The Famous Five are now all grown up, but are thrilled to be off on an adventure together - their company's annual Strategy Away Day, but with Timmy the dog unimpressed by virtual minefields, and arch-enemies, the Secret Seven (no, I was never a fan either) determined to come out on top, it's not going to be an easy day for the Famous Five. Thankfully, George has remembered to bring cider and Dick has got peanuts, otherwise sans parents and Cook, it wouldn't have been much of a picnic, but when the Five overhear a conversation, they find themselves at the heart of a proper adventure.
It's great, if gloriously silly fun. The thought of the Secret Seven armed with ukuleles warbling Kum-ba-yah round a roaring camp fire reduced me to helpless giggles. While the Famous Five's attempt to take the Strategy Away Day seriously was both funny, and also pointed out with great humour how truly silly some of these events can be.
In fact my only, very mild, caveat was the use of illustrations.
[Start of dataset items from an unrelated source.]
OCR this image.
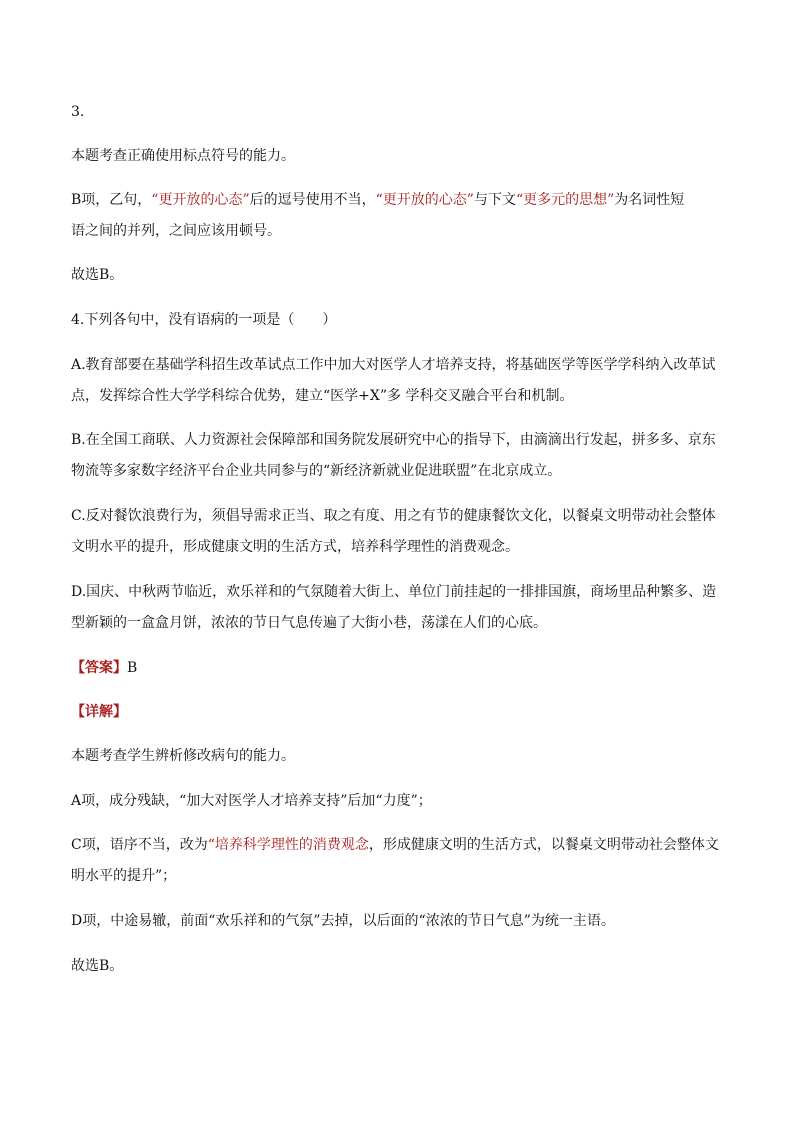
3.
本题考查正确使用标点符号的能力。
B项，乙句，“更开放的心态”后的逗号使用不当，“更开放的心态”与下文“更多元的思想”为名词性短
语之间的并列，之间应该用顿号。
故选B。
4.下列各句中，没有语病的一项是（　　）
A.教育部要在基础学科招生改革试点工作中加大对医学人才培养支持，将基础医学等医学学科纳入改革试
点，发挥综合性大学学科综合优势，建立“医学+X”多 学科交叉融合平台和机制。
B.在全国工商联、人力资源社会保障部和国务院发展研究中心的指导下，由滴滴出行发起，拼多多、京东
物流等多家数字经济平台企业共同参与的“新经济新就业促进联盟”在北京成立。
C.反对餐饮浪费行为，须倡导需求正当、取之有度、用之有节的健康餐饮文化，以餐桌文明带动社会整体
文明水平的提升，形成健康文明的生活方式，培养科学理性的消费观念。
D.国庆、中秋两节临近，欢乐祥和的气氛随着大街上、单位门前挂起的一排排国旗，商场里品种繁多、造
型新颖的一盒盒月饼，浓浓的节日气息传遍了大街小巷，荡漾在人们的心底。
【答案】B
【详解】
本题考查学生辨析修改病句的能力。
A项，成分残缺，“加大对医学人才培养支持”后加“力度”；
C项，语序不当，改为“培养科学理性的消费观念，形成健康文明的生活方式，以餐桌文明带动社会整体文
明水平的提升”；
D项，中途易辙，前面“欢乐祥和的气氛”去掉，以后面的“浓浓的节日气息”为统一主语。
故选B。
They're cleverly done using, I believe, original illustrations (except for the cover), but with new appropriate captions added. For some reason these were placed very haphazardly in the book, with illustrations from towards the end of the story featuring towards the beginning and vice versa. It's not a major problem, but I did find it oddly irritating.
Other than a slight case of Editoritis, I thoroughly enjoyed this. Bruno Vincent did a great job of capturing the essence of Blyton while bringing the Famous Five firmly into the twenty-first century. Nostalgia, laugh-out-loud zaniness, and Timmy the Dog, what's not to like? Absolutely spiffing. Tomato sandwiches, anyone?